ANDRESSA SAMPAIO MOTA

DANIEL PEREIRA ARAÚJO DE BRITO CARDOSO

DAVI SILVA MOURA

ELAINE VIEIRA PEREIRA

LUIZ ANÍZIO FARIAS FILHO

VITOR HUGO JALES DO NASCIMENTO



 

A IMPOTÂNCIA DO ÚLTERO DE SUB-ROGAÇÃO E A LATENTE NECESSIDADE DE NORMATIZAÇÃO



 

Trabalho apresentado como requisito parcial para aprovação na disciplina História e Estudo do Direito, do curso de Direito, da Universidade Federal do Ceará.

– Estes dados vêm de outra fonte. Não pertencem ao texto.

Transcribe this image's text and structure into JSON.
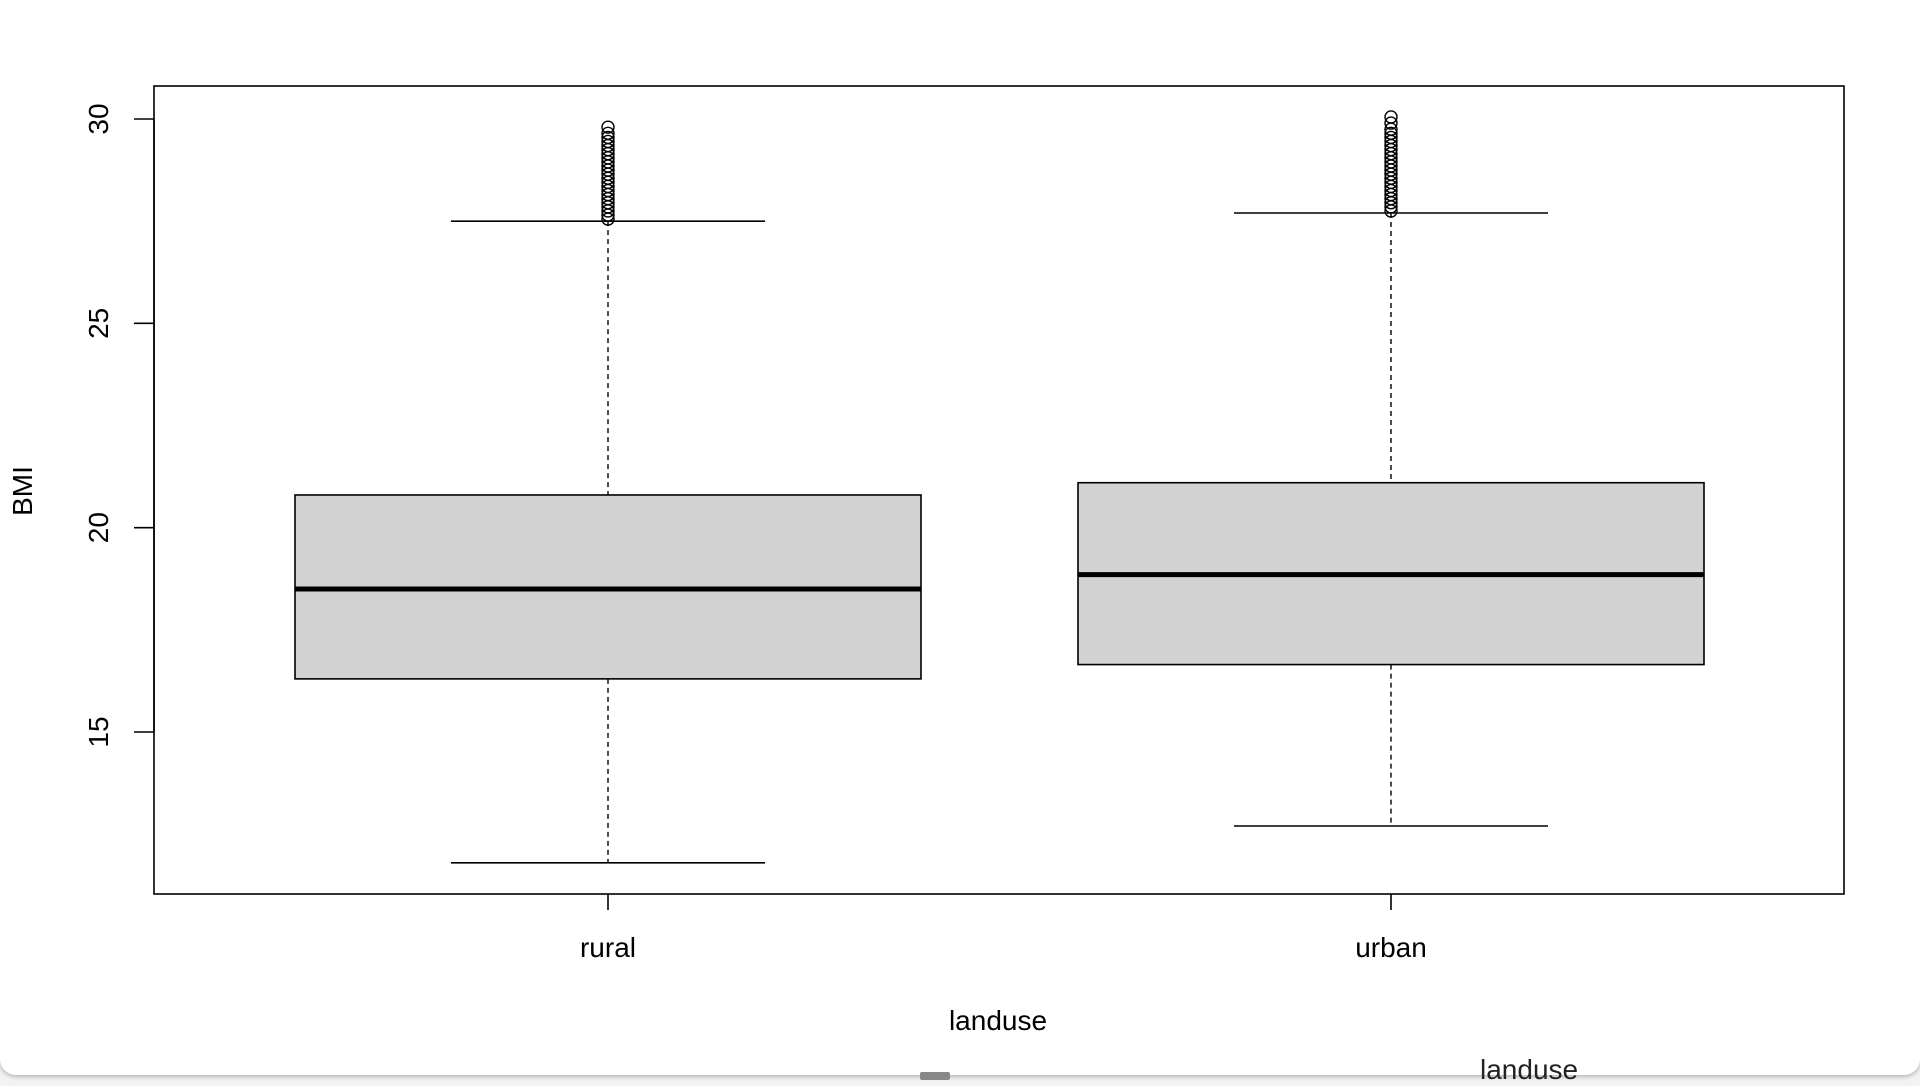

Professora Dra.: Márcia Correia Chagas 




 

FORTALEZA

2021



 

1. INTRODUÇÃO

O útero de sub-rogação é um método no qual uma mulher recebe o material genético de outros dois indivíduos, após ter sido realizada uma fertilização in vitro, para engravidar, devido a algo que impossibilite o casal de ter um filho. No caso de casais heterossexuais, recolhe-se o material genético dos dois para que a gravidez ocorra numa terceira pessoa. No caso de mulheres homossexuais, é utilizado o óvulo de uma das parceiras e o sêmen de um desconhecido, para que então a gravidez ocorra. No caso de homens homossexuais, utiliza-se o sêmen de um dos parceiros e o óvulo de uma desconhecida, ocorrendo a gravidez numa terceira pessoa. O método, além desses casos, pode ser adotado por pessoas que desejam ser pais ou mães solteiros, sendo recolhido, nesta situação, o material de um indivíduo doador de gametas para que seja feita a fertilização in vitro com o gameta do pai ou mãe solteiros.

Essa técnica é pauta de diversos debates, envolvendo problemáticas como a objetificação do ser humano, o apego da gestante solidária ao bebê, o pagamento para a mulher que irá ceder o útero como uma possível nova forma de exploração do corpo, entre outros. Dessa maneira, as normas para que ocorra essa prática variam muito em cada país, sendo inclusive proibida em algumas nações devido aos diferentes pontos de vista que permeiam essas problemáticas e as suas soluções. No Brasil, a maternidade de sub-rogação é permitida, mas existem alguns requisitos que devem ser seguidos para que ocorra, além de ser proibida no caso de contrato da mulher que gestará a criança.

O fato é que esse procedimento, uma vez devidamente regulamentado, pode ser bastante benéfico para pessoas impossibilitadas de terem filhos, visto que se torna mais uma opção para a realização da construção de uma família, o que, para muitos, é motivo de grande frustração e angústia.

2. OBJETIVOS

2.1 Objetivo geral

Defender a utilização do útero de sub-rogação, apresentando argumentos que evidenciam a importância dessa técnica como forma de solucionar questões relacionadas à procriação, as quais vão desde a infertilidade até a pressão social exercida nos indivíduos, sobretudo nas sociedades ocidentais, para que eles cumpram ritos parentais vistos como “padrões”. 

2.2 Objetivos específicos

  • Estabelecer os pontos positivos relacionados à utilização do útero de sub-rogação, evidenciando a necessidade dessa técnica de reprodução assistida para os indivíduos acometidos com alguma condição que dificulte a geração de filhos biológicos.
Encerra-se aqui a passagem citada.